Objective: Few data exist measuring the effect of differentiating drug-drug interaction (DDI) alerts in computerized provider order entry systems (CPOE) by level of severity ("tiering"). We sought to determine if rates of provider compliance with DDI alerts in the inpatient setting differed when a tiered presentation was implemented.
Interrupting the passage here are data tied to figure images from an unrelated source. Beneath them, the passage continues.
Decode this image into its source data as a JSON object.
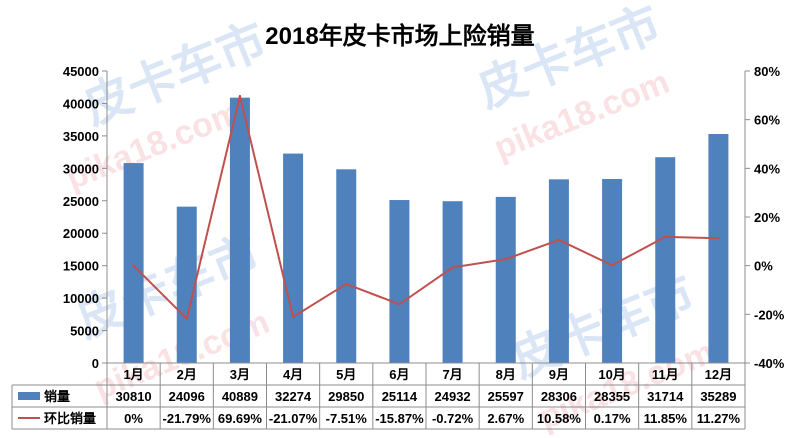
{
  "chart_data": {
    "type": "bar",
    "title": "2018年皮卡市场上险销量",
    "categories": [
      "1月",
      "2月",
      "3月",
      "4月",
      "5月",
      "6月",
      "7月",
      "8月",
      "9月",
      "10月",
      "11月",
      "12月"
    ],
    "series": [
      {
        "name": "销量",
        "type": "bar",
        "axis": "left",
        "values": [
          30810,
          24096,
          40889,
          32274,
          29850,
          25114,
          24932,
          25597,
          28306,
          28355,
          31714,
          35289
        ],
        "labels": [
          "30810",
          "24096",
          "40889",
          "32274",
          "29850",
          "25114",
          "24932",
          "25597",
          "28306",
          "28355",
          "31714",
          "35289"
        ],
        "color": "#4f81bd"
      },
      {
        "name": "环比销量",
        "type": "line",
        "axis": "right",
        "values": [
          0,
          -21.79,
          69.69,
          -21.07,
          -7.51,
          -15.87,
          -0.72,
          2.67,
          10.58,
          0.17,
          11.85,
          11.27
        ],
        "labels": [
          "0%",
          "-21.79%",
          "69.69%",
          "-21.07%",
          "-7.51%",
          "-15.87%",
          "-0.72%",
          "2.67%",
          "10.58%",
          "0.17%",
          "11.85%",
          "11.27%"
        ],
        "color": "#c0504d"
      }
    ],
    "y_left": {
      "range": [
        0,
        45000
      ],
      "ticks": [
        "0",
        "5000",
        "10000",
        "15000",
        "20000",
        "25000",
        "30000",
        "35000",
        "40000",
        "45000"
      ]
    },
    "y_right": {
      "range": [
        -40,
        80
      ],
      "ticks": [
        "-40%",
        "-20%",
        "0%",
        "20%",
        "40%",
        "60%",
        "80%"
      ]
    },
    "data_table": true,
    "grid": false
  },
  "watermarks": [
    "皮卡车市",
    "pika18.com"
  ]
}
Design: We performed a retrospective analysis of alert log data on hospitalized patients at two academic medical centers during the period from 2/1/2004 through 2/1/2005. Both inpatient CPOE systems used the same DDI checking service, but one displayed alerts differentially by severity level (tiered presentation, including hard stops for the most severe alerts) while the other did not. Participants were adult inpatients who generated a DDI alert, and providers who wrote the orders. Alerts were presented during the order entry process, providing the clinician with the opportunity to change the patient's medication orders to avoid the interaction.
Measurements: Rate of compliance to alerts at a tiered site compared to a non-tiered site.
Results: We reviewed 71,350 alerts, of which 39,474 occurred at the non-tiered site and 31,876 at the tiered site. Compliance with DDI alerts was significantly higher at the site with tiered DDI alerts compared to the non-tiered site (29% vs. 10%, p < 0.001). At the tiered site, 100% of the most severe alerts were accepted, vs. only 34% at the non-tiered site; moderately severe alerts were also more likely to be accepted at the tiered site (29% vs. 10%).
Conclusion: Tiered alerting by severity was associated with higher compliance rates of DDI alerts in the inpatient setting, and lack of tiering was associated with a high override rate of more severe alerts.